Charles Harris graduated from I. C. Norcom High School in Portsmouth and Virginia State College (now Virginia State University). He joined Doubleday after serving in the Army.
In 1965, with the publication of two titles on black history — A Glorious Age in Africa: The Story of Three Great African Empires and Worth Fighting For: A History of the Negro During the Civil War and Reconstruction — Harris started Zenith Books, a Doubleday imprint for young readers.
Zenith intended to address the lack of information about a variety of minority groups in history textbooks, and by 1969, was instrumental in the inclusion of black history or culture series by other major publishers.
In 1980, while he was at Howard University Press, Harris recounted to The Times Book Review the challenges he faced attempting to publish the work of Frederick Douglass, the onetime slave who became a fervent abolitionist and one of the 19th century’s most eloquent and persuasive orators. Harris recalled that one editor argued against it because his grandmother, a self-identified expert on 19th-century literature, had never heard of Douglass.

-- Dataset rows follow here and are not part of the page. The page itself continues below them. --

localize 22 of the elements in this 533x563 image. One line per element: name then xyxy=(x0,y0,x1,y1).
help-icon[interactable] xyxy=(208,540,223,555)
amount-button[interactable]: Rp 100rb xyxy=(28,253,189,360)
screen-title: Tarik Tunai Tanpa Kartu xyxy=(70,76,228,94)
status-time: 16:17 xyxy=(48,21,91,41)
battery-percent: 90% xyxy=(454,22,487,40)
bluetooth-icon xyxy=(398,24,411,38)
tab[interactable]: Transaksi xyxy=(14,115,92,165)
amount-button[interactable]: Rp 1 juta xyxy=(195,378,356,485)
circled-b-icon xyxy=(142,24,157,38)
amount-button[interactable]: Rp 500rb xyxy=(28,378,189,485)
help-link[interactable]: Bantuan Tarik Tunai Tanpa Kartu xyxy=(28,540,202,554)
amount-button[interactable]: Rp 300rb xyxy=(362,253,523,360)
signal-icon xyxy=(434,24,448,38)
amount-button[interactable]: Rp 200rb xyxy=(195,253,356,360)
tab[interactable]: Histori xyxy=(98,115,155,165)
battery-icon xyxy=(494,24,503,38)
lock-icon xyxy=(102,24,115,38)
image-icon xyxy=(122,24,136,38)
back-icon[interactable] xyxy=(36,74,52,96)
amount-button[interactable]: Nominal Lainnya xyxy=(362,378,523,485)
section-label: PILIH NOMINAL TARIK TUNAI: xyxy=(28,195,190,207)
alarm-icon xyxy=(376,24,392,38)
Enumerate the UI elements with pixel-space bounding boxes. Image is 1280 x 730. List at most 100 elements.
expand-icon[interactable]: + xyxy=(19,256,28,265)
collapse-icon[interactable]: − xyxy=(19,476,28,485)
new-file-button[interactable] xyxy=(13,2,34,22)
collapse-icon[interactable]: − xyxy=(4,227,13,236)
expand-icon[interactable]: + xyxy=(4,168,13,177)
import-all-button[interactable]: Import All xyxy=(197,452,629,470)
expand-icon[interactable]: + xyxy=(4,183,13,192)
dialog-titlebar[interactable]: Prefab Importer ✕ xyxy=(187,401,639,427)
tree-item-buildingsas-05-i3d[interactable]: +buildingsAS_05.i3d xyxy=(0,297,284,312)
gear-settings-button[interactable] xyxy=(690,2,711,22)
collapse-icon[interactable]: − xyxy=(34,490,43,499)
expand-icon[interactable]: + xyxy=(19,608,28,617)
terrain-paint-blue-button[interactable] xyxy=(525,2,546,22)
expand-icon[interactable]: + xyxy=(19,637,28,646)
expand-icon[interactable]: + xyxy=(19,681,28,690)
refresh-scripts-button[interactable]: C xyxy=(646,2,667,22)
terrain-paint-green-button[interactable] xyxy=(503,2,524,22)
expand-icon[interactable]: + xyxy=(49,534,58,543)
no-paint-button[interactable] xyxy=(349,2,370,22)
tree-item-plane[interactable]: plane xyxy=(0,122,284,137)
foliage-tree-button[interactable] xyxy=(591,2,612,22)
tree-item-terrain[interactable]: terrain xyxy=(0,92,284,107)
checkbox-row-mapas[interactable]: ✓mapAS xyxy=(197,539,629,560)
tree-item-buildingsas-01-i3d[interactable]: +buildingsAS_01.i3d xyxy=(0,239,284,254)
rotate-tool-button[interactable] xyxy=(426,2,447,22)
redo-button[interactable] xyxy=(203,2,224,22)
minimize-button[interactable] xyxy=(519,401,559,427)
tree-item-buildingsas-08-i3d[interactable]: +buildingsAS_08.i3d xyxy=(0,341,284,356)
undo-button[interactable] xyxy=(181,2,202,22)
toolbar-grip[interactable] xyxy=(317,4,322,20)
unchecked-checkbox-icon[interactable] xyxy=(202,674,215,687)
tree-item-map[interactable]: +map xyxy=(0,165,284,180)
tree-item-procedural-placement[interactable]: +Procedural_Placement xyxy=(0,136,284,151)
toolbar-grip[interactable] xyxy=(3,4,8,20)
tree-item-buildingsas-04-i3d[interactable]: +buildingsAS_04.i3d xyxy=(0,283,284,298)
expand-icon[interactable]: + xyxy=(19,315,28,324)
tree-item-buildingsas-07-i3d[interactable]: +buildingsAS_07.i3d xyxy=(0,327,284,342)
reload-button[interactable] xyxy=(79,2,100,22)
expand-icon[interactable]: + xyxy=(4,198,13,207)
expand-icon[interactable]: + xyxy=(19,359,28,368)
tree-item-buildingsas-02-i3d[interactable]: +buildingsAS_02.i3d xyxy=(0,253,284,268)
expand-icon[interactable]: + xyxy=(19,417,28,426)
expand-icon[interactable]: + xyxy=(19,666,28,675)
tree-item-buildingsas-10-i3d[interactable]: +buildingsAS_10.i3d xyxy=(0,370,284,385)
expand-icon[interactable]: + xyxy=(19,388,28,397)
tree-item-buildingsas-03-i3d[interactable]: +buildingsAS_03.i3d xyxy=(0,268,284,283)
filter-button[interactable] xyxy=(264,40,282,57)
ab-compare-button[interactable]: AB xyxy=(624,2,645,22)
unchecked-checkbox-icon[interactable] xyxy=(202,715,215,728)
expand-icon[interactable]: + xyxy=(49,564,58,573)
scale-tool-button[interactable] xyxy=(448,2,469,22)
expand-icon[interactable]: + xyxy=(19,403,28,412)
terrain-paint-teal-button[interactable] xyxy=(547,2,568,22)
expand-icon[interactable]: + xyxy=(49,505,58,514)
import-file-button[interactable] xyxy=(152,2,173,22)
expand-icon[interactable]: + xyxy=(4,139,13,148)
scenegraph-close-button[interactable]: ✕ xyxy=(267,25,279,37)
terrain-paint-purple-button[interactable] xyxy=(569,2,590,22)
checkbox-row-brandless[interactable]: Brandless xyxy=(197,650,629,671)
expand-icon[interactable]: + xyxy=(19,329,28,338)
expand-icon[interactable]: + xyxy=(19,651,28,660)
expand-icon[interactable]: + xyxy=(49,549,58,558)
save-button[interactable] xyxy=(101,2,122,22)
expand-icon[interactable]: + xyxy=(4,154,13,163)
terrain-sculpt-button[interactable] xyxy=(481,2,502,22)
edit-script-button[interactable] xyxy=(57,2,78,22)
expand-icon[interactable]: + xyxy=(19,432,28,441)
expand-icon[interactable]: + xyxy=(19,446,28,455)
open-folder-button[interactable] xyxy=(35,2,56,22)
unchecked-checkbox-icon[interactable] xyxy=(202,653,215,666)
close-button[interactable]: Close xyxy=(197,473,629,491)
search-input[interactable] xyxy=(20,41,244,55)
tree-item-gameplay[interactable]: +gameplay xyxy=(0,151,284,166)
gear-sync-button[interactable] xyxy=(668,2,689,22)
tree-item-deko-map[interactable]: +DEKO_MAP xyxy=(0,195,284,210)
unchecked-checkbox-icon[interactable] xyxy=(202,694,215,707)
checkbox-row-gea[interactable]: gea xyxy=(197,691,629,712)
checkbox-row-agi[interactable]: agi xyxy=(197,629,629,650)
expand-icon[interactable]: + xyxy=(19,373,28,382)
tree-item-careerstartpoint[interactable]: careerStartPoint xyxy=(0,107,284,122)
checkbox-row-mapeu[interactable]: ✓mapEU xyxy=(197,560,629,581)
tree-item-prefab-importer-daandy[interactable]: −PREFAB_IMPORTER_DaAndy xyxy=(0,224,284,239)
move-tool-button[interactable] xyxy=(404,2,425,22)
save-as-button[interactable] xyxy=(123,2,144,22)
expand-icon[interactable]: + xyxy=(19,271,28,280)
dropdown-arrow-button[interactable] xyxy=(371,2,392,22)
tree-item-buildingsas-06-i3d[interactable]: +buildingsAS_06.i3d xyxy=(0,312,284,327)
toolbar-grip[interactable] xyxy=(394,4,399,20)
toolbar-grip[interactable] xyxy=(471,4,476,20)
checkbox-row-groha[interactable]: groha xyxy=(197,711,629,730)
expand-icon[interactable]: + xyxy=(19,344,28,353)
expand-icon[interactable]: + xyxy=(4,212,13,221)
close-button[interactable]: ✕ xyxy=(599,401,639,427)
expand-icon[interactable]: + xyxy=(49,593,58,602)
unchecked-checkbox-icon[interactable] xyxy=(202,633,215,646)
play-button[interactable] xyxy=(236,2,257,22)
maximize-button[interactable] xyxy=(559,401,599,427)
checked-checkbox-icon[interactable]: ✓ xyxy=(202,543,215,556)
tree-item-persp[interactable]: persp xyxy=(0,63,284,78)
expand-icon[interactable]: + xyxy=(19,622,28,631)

“You had to deal with this kind of mentality constantly,” Harris told the Times Book Review. “It wasn’t even just the question of whether we should be reprinting a black writer, but whether a major publishing company should base its editorial policy on the contents of someone’s grandmother’s library shelves.”
In the late 1960s, Harris moved to Random House, where, among other things, he acquired The Greatest, a memoir by Muhammad Ali (written with Richard Durham). He and John A. Williams edited Amistad, a book-length periodical that was reportedly the first magazine devoted to black writing and included work by Addison Gayle Jr. and Langston Hughes.
Harris is survived by his wife, Sammie Jackson, his son Francis, another son, Charles Jr., and a brother, James.